Wednesday, November 16, 2005

This is my therapy.

This is therapy.


Dear P -

You are a complete and utter bitch and I absolutely hate you.  You are senseless, careless, selfish, delusional, and completely mental.  Hell, I should almost feel sorry for you.  Your actions have set me back years, if not decades.  I’ve become a wreck because of it.

I must admit…  you are a clever and shrewd opponent.  You got what you wanted by playing two sides.  He ended up caving to your needs before me.  However, I think you’re being played more by him than I by you.  His caving, I believe, is simply manipulation to draw you in.    But, one can never tell, he may have actually changed for the better.  I highly doubt that, though.  Even the little things he has done have led me to believe he has no backbone or strength.  He is and always will be a pussy-bitch (alleged) homosexual fuckwad to me.  And, you are the woman who wants him.  That, to me, is on a level much lower than he.

It’s amazing what two people of such low self-esteem and low self-worth are capable of doing.  Here are some observations –

It seems you two are trying to resurrect a relationship that seemed to have fizzled years ago.  Back when the both of you were two different people.  If my memory serves me correctly, you’re both in different places and are different people than what you were those many years ago.  When you realize who each is now, as opposed to back then, you’ll be reeling with the feeling of idiocy.

You two haven’t tackled the problems that are so hugely apparent.  I find it almost comical that you’re able to ignore the 600 pound pink gorilla dancing on your coffee table in the middle of your living room.  I guess that’s why they say ignorance is bliss.  To you two, it must be a fucking salvation.

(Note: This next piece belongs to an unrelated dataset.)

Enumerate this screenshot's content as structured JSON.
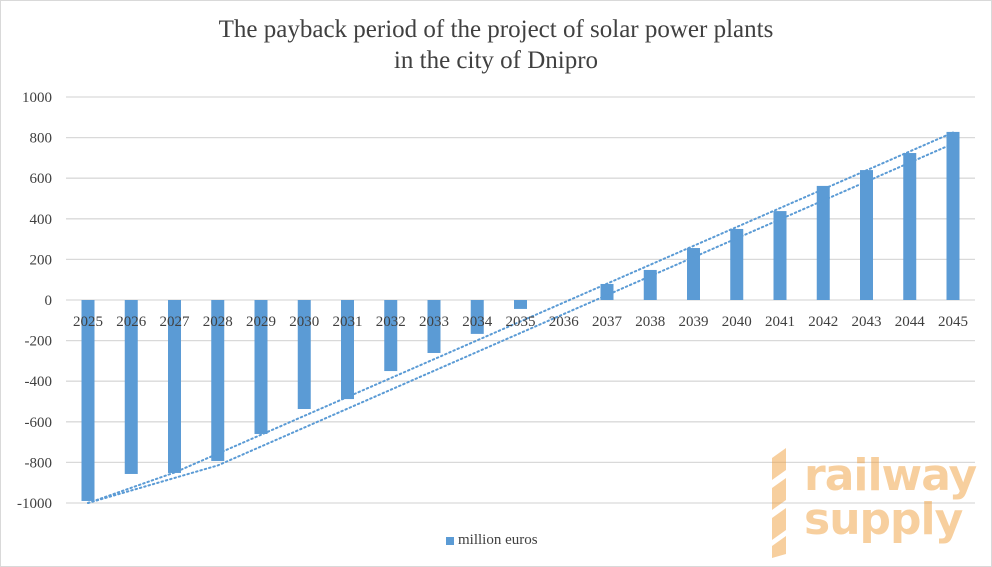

Putting your faith in god and the church isn’t going to solve the problems you have inside you.  It’s simply a bandage, held on by lackluster stickytape… the kind that washes off from a light morning sprinkle.  If you would have only followed my and others’ advice and walked away from both of us, maybe you’d be a more grounded and sane individual.  In desperate times, come desperate actions.  And your desperation is off the charts.

I can speak from experience that you have had no forward progress in your state of mental stability.  In fact, I think you’ve moved backwards.  I always told you to continue to seek guidance from your therapist.  Of course, the Welbutrin is working wonders [sarcasm].

Just know this, you would have had what you wanted from me, only if you would have waited and planned and sought the help you needed before moving to that point.  I would have been there for you.  I would have helped you.  I would have compromised and we could have dealt with it together.  I honestly believe we could have been more than happy together.  Not only best friends, but lovers and confidants.  

I can’t say I wish you well.  Chances are, the poles will shift, gravity will cease to exist and the sun will go super-nova before your marriage works out.  But, in the off-chance (and I mean OFF-CHANCE) that does work out, you will end up more miserable and more fucked up than you are now.  And that’s my consolation.  Consider it your indoctrination to hell.  Because that’s probably the next place I’ll see you.

With absolute revulsion,

Me

PS: I’ll be awaiting your call when everything comes crumbling.  I hope you’re prepared for the shit I’m going to give you, if I even take your fucking call.

PPS:  I WANT THE TIFFANY RING AND NECKLACE BACK.  YOU DON’T DESERVE THEM.